Meisterhaft versteht es Strunk, von Enttäuschten, Verzweifelten, von Langeweile, Überdruss oder Hass der Zerfressenen zu erzählen. "Wir dürfen das Prekariat nicht RTL2 überlassen", hat er auf seiner Lesung in Stuttgart gesagt. Genau das macht sein neues Buch "Das Teemännchen" so stark, findet SWR1-Redakteur Rainer Hartmann.
Zum Buch
Heinz Strunk schreibt Texte, die ganz normale Menschen zeigen. Passieren tut nicht besonders viel. Auch wenn er einen Frauenmörder beschreibt in seinem Bestseller "Der goldene Handschuh", dann zeigt er keinen Mörder, sondern die Banalität des Bösen. Er beschreibt das Milieu einer Trinkerkneipe auf St. Pauli, wo sich die Gescheiterten und Gestrandeten treffen. Ein Blick in den Abgrund – ja. Aber in den alltäglichen. Und den zeigt die Literatur viel zu selten. Strunk schaut im neuen Buch "Das Teemännchen" dorthin, wo zu wenige hinschauen. Auf Menschen, die "Trübsal blasen und entweder aufs Essen oder den nächsten Schicksalsschlag warten", wie er in einer Geschichte schreibt.
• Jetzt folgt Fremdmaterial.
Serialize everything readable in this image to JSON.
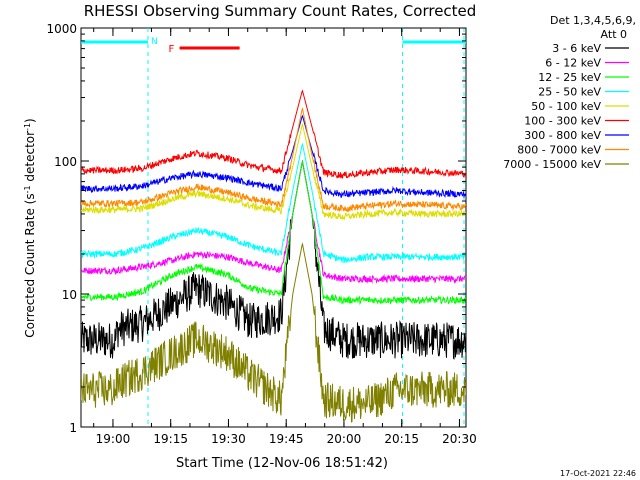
{
  "chart_data": {
    "type": "line",
    "title": "RHESSI Observing Summary Count Rates, Corrected",
    "xlabel": "Start Time (12-Nov-06 18:51:42)",
    "ylabel_parts": [
      "Corrected Count Rate (s",
      "-1",
      " detector",
      "-1",
      ")"
    ],
    "yscale": "log",
    "ylim": [
      1,
      1000
    ],
    "xlim_minutes": [
      0,
      100
    ],
    "x_ticks": [
      {
        "label": "19:00",
        "minute": 8.3
      },
      {
        "label": "19:15",
        "minute": 23.3
      },
      {
        "label": "19:30",
        "minute": 38.3
      },
      {
        "label": "19:45",
        "minute": 53.3
      },
      {
        "label": "20:00",
        "minute": 68.3
      },
      {
        "label": "20:15",
        "minute": 83.3
      },
      {
        "label": "20:30",
        "minute": 98.3
      }
    ],
    "y_ticks": [
      {
        "label": "1",
        "value": 1
      },
      {
        "label": "10",
        "value": 10
      },
      {
        "label": "100",
        "value": 100
      },
      {
        "label": "1000",
        "value": 1000
      }
    ],
    "legend_header": [
      "Det 1,3,4,5,6,9,",
      "Att 0"
    ],
    "legend_position": "right",
    "series": [
      {
        "name": "3 - 6 keV",
        "color": "#000000",
        "x": [
          0,
          9,
          9.4,
          16,
          24,
          30,
          38,
          44,
          52,
          55,
          57.5,
          60,
          63,
          68,
          75,
          82,
          88,
          95,
          100
        ],
        "y": [
          4.5,
          4.5,
          5.4,
          6.0,
          8.5,
          11,
          8.5,
          6.2,
          7.0,
          40,
          100,
          40,
          5.5,
          4.5,
          4.5,
          4.5,
          4.5,
          4.5,
          4.5
        ]
      },
      {
        "name": "6 - 12 keV",
        "color": "#ff00ff",
        "x": [
          0,
          9,
          16,
          24,
          30,
          38,
          44,
          52,
          55,
          57.5,
          60,
          63,
          68,
          75,
          82,
          88,
          95,
          100
        ],
        "y": [
          15,
          15,
          16,
          18,
          20,
          19,
          17,
          15,
          40,
          100,
          40,
          14,
          13,
          13,
          13,
          13,
          13,
          13
        ]
      },
      {
        "name": "12 - 25 keV",
        "color": "#00ff00",
        "x": [
          0,
          9,
          16,
          24,
          30,
          38,
          44,
          52,
          55,
          57.5,
          60,
          63,
          68,
          75,
          82,
          88,
          95,
          100
        ],
        "y": [
          9.5,
          9.5,
          10.5,
          14,
          16,
          14,
          11,
          10,
          40,
          100,
          40,
          9.5,
          9,
          9,
          9,
          9,
          9,
          9
        ]
      },
      {
        "name": "25 - 50 keV",
        "color": "#00ffff",
        "x": [
          0,
          9,
          16,
          24,
          30,
          38,
          44,
          52,
          55,
          57.5,
          60,
          63,
          68,
          75,
          82,
          88,
          95,
          100
        ],
        "y": [
          20,
          20,
          22,
          27,
          30,
          27,
          23,
          20,
          60,
          135,
          60,
          20,
          18,
          19,
          19,
          19,
          19,
          19
        ]
      },
      {
        "name": "50 - 100 keV",
        "color": "#dddd00",
        "x": [
          0,
          9,
          16,
          24,
          30,
          38,
          44,
          52,
          55,
          57.5,
          60,
          63,
          68,
          75,
          82,
          88,
          95,
          100
        ],
        "y": [
          43,
          43,
          44,
          52,
          57,
          52,
          46,
          42,
          90,
          190,
          90,
          40,
          38,
          40,
          41,
          40,
          40,
          40
        ]
      },
      {
        "name": "100 - 300 keV",
        "color": "#ff0000",
        "x": [
          0,
          9,
          16,
          24,
          30,
          38,
          44,
          52,
          55,
          57.5,
          60,
          63,
          68,
          75,
          82,
          88,
          95,
          100
        ],
        "y": [
          85,
          85,
          88,
          105,
          115,
          105,
          92,
          84,
          180,
          340,
          180,
          82,
          78,
          82,
          86,
          84,
          82,
          80
        ]
      },
      {
        "name": "300 - 800 keV",
        "color": "#0000ff",
        "x": [
          0,
          9,
          16,
          24,
          30,
          38,
          44,
          52,
          55,
          57.5,
          60,
          63,
          68,
          75,
          82,
          88,
          95,
          100
        ],
        "y": [
          62,
          62,
          65,
          75,
          80,
          75,
          68,
          62,
          120,
          220,
          120,
          60,
          56,
          58,
          60,
          58,
          57,
          56
        ]
      },
      {
        "name": "800 - 7000 keV",
        "color": "#ff8800",
        "x": [
          0,
          9,
          16,
          24,
          30,
          38,
          44,
          52,
          55,
          57.5,
          60,
          63,
          68,
          75,
          82,
          88,
          95,
          100
        ],
        "y": [
          48,
          48,
          49,
          58,
          64,
          58,
          52,
          47,
          110,
          250,
          110,
          46,
          44,
          46,
          48,
          47,
          46,
          45
        ]
      },
      {
        "name": "7000 - 15000 keV",
        "color": "#808000",
        "x": [
          0,
          9,
          9.4,
          16,
          24,
          30,
          38,
          44,
          52,
          55,
          57.5,
          60,
          63,
          68,
          75,
          82,
          88,
          95,
          100
        ],
        "y": [
          1.9,
          1.9,
          2.1,
          2.6,
          3.6,
          4.6,
          3.6,
          2.4,
          1.6,
          10,
          24,
          10,
          1.6,
          1.5,
          1.5,
          1.9,
          1.9,
          1.9,
          1.9
        ]
      }
    ],
    "attenuator_state_bars": [
      {
        "label": "N",
        "color": "#00ffff",
        "segments": [
          [
            0,
            17.4
          ],
          [
            83.5,
            100
          ]
        ]
      }
    ],
    "flare_flag_bars": [
      {
        "label": "F",
        "color": "#ff0000",
        "segments": [
          [
            25.6,
            41.2
          ]
        ]
      }
    ],
    "dashed_markers_minutes": [
      17.4,
      83.5,
      100
    ],
    "footer_date": "17-Oct-2021 22:46"
  }
}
Seine Themen sind Einsamkeit, Sexualnot, körperlicher Verfall, Übergewicht.
Die Figuren
Seine Figuren nennt Heinz Strunk Maulwurfsmenschen. So wie Bertolt Brecht in der Dreigroschenoper mal schrieb: "Die einen sind im Dunkeln / und die andern sind im Licht / und man sieht die im Lichte / die im Dunkeln sieht man nicht." Dank Heinz Strunk sieht man plötzlich und schlaglichtartig die im Dunkeln. Er zeigt die Verlierer so direkt, dass es wehtut. Da sitzt ein Mann in seiner ranzigen Bruchbude und verwahrlost. Oder eine Drehbuchautorin labert bei einem Date in der Hotelbar nur über sich, wird immer betrunkener und verfällt im Zeitraffer. Der Mann, mit dem sie sich trifft, findet das abstoßend, fühlt sich plötzlich aber selbst alt und kaputt. Es erlischt, was mal loderte oder wenigstens glomm. Strunks Figuren entwickeln einen Gleichmut gegenüber der Sinnlosigkeit des Lebens. Aber dabei darf auch gelacht werden über böse Schilderungen, über schwarzen Humor.
Das Fazit
Mit der Schublade Klamauk, in die Heinz Strunk von einigen gesteckt wird, hat er nichts am Hut. Er ist ein ernsthafter und ernst zu nehmender Literat. Seine Sprache ist stimmig, und wenn er Banalitäten schildert, ist sein Stil nie banal. Sein Roman "Der goldene Handschuh" war sprachlich ein Meisterwerk. Und wie ein Kritiker kürzlich richtig schrieb: Auch seine neuen Kurzgeschichten funkeln böse, aber wunderbar.